体内のNa濃度上昇→??→交感神経活性化


 今回日本人のグループがこれを解明して論文に報告されていたので簡潔に記載しようと思う。ぜひ、論文を読んでくださいね。

 まず、キーワードは

・Nax:

 ナトリウムチャネルの一つで細胞外ナトリウム濃度の上昇に応じて開口し細胞内にナトリウムを流入させる機能を持つ。

・OVLT(終板脈管器官):

 脳内器官の一つで交感神経や血圧の制御に関与。

・PVN(視床下部傍核):

 脳内器官の一つで同様に交感神経や血圧の制御に関与。

・ASIC1(酸感受性イオンチャンネル1):

 細胞外のpH低下に反応して開口する陽イオンチャンネル

 わかりやすい図として、今回の論文のキーになるものを下図に示す。





 もともとこのグループは細胞外液Na+濃度上昇に応じて開口するNaxを見出していた

 その後、Nax欠損マウスでは脳脊髄液のNa+濃度を上昇させても交感神経活性化や血圧上昇は起こらなかった。

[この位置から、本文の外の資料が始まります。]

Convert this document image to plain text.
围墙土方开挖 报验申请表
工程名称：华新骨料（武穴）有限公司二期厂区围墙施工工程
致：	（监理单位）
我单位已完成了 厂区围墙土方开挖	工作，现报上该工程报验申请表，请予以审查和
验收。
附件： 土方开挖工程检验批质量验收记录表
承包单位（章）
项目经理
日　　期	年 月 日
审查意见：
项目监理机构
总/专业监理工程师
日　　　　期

 →Naxが脳内センサーとして関連しているとわかった。

 では、どの領域で起こっているのかと言うことを次に調べた。

→結論として、OVLTのグリア細胞に発現するNaxが活性化しH+が放出され、ASIC1を開始OVLTニューロンを活性化し交感神経上昇し血圧上昇に関連していることがわかった。また、OVLT→PVN→RVLM(頭側延髄外側野)→脊髄でも同様に交感神経活性化することがわかった(上図参照)。

 今後ここから発展することとしては、降圧薬開発なのではないか?

 交感神経のブロック薬や新規の薬が高血圧治療に出てくる可能性がある。